Brian helped Tommy find a nice navy suit jacket that didn’t cost too much and then they all trooped to the girls’ department to get something for CJ. The saleslady was overly cheery until CJ told her they were looking for a black dress for “my mother’s funeral” at which point there was much tsking and “oh you poor children” until Tommy pulled his sister away to look at the racks. Brian waited by the register while CJ modeled for Tommy, who had better taste than his older brother anyway, and finally they found one that wasn’t too short or too big. Tommy insisted that they get CJ some new shoes to go with it, and he used his allowance to buy them, as they’d already used most of the coffee can money. They were almost out the big glass doors when Brian remembered previous school shopping trips with their mother and the ice cream. So he insisted that they keep with tradition and they all made their way down to the little café and had ice cream cones despite it being almost freezing outside. And they smiled and cried a little and felt a little less adrift.

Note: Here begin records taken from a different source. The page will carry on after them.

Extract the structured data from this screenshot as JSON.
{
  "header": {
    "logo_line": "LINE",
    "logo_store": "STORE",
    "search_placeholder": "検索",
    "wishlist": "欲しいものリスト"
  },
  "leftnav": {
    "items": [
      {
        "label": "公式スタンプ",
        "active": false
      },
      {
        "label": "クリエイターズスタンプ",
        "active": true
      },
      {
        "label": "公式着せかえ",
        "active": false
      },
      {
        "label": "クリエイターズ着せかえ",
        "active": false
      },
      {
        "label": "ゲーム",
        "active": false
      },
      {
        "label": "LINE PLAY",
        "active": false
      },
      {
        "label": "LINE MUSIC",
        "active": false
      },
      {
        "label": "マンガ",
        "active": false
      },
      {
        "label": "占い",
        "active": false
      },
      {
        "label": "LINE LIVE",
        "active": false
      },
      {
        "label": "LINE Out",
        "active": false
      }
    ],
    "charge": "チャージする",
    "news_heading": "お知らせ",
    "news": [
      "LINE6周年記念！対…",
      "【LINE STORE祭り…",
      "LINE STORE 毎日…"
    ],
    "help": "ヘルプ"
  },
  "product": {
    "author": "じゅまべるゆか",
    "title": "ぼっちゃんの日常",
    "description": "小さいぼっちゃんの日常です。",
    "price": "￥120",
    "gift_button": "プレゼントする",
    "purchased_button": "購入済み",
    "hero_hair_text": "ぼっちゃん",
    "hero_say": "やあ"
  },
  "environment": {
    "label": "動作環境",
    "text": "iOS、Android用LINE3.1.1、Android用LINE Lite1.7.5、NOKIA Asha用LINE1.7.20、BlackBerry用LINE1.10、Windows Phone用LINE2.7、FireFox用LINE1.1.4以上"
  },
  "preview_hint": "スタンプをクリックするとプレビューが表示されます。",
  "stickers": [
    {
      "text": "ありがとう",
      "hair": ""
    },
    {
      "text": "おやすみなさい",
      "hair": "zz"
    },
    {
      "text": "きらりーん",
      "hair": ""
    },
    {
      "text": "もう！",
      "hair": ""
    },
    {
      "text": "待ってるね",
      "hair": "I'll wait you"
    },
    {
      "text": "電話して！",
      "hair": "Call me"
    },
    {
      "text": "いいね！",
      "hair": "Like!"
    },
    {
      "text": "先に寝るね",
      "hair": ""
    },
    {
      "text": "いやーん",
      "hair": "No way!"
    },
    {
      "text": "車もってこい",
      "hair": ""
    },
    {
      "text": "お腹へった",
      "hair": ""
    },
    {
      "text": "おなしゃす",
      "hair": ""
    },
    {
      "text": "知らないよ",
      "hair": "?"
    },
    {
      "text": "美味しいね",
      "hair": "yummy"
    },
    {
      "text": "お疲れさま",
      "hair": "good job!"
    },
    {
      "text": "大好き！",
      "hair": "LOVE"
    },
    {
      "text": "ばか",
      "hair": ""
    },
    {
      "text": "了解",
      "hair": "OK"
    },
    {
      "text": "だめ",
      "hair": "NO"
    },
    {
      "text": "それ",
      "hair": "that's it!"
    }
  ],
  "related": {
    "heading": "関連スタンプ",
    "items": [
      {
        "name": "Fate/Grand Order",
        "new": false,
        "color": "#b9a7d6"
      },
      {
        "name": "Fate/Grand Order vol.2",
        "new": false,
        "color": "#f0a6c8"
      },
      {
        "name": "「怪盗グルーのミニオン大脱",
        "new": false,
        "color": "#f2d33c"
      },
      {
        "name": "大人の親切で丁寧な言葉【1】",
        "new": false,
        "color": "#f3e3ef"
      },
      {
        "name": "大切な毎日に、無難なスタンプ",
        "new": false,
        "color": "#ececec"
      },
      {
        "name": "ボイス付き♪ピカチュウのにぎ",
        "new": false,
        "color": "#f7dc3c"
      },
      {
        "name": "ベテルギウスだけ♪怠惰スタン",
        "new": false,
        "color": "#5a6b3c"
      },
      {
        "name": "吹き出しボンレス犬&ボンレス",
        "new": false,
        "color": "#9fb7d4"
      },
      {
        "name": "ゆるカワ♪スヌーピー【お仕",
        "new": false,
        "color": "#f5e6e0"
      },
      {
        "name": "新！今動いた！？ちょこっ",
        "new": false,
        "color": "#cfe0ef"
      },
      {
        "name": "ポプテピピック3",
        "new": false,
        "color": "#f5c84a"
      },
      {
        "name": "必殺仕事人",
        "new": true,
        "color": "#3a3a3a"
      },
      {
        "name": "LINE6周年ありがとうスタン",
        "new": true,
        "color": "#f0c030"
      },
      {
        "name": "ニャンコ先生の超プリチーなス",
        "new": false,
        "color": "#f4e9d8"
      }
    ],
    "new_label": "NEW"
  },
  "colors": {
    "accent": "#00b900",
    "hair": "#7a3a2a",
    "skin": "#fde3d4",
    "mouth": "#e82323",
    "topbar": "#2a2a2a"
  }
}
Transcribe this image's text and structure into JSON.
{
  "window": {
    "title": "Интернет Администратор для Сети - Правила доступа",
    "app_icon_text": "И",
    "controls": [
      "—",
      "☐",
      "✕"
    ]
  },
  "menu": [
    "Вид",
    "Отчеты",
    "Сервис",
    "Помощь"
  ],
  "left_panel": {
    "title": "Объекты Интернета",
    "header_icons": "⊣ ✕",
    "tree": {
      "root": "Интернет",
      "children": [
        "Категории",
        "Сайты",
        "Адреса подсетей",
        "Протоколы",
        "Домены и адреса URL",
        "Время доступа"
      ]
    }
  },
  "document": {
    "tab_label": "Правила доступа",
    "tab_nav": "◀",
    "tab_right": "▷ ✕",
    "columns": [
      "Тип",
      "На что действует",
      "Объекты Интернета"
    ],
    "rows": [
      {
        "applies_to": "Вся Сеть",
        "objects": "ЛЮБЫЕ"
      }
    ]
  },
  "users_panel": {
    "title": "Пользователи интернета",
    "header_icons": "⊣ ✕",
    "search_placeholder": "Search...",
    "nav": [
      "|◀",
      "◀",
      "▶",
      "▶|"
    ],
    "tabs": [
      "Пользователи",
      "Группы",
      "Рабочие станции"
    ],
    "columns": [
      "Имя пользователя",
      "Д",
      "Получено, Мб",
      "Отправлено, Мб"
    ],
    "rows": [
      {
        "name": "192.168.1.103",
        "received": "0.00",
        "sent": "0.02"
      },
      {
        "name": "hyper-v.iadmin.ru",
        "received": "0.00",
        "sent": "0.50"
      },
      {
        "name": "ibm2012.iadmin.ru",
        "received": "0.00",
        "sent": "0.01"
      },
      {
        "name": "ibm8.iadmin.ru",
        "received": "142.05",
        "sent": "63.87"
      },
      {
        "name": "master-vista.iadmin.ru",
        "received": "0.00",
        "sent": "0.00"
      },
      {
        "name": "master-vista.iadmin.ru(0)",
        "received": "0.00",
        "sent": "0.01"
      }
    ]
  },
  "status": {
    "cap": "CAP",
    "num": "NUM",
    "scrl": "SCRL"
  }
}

When they got home, their father was waiting for them in the living room. They sat side by side on the couch while he yelled at them for going off who knows where without leaving a note. And when Brian explained that they’d gone to get Claudia Jean a dress for the funeral, their father yelled about them taking the money from the coffee can and that he was their father and they could have waited for him to come home and he would have taken care of it. And that is when CJ stood up. While tall for her age, she was still not near her father’s height, but it didn’t seem to make much difference to her if she even noticed. With all her twelve year old bravery she stood toe to toe with their father and said in a clear, calm voice that he hadn’t been there and they hadn’t known when he would be coming back and for all they knew, with as much as he had told them, the funeral would be tomorrow and they wouldn’t have had time. And if he was done, they had clothes to hang up and it was getting close to dinner, so they’d need to get that organized as well. And then without waiting for a reply she picked up her plastic wrapped dress and told Tommy he should hang his jacket up before it got wrinkled, and she marched herself upstairs.
When the boys knocked on her door a few minutes later she told them that she was sure Tal didn’t know how to handle all this. And that he had nowhere to direct his anger and that he probably hadn’t been mad at them, maybe worried when he came home and found they were gone, and she was sure he was sorry. But, she admitted, it wasn’t likely he would actually apologize, they should just know that he was and move on.
“And you can both come down and help with dinner. I’m not sure what’s left in the fridge, but we’ve probably got soup at the very least.”
As they watched her go, Brian shook his head and Tom smiled sadly.
“It’s almost like having Mom still here. I don’t think I noticed before just how much alike they are. But Ceej is just like her.”
“Yeah. Yeah, she is.”
And the boys followed their baby sister downstairs and helped her make a casserole for dinner.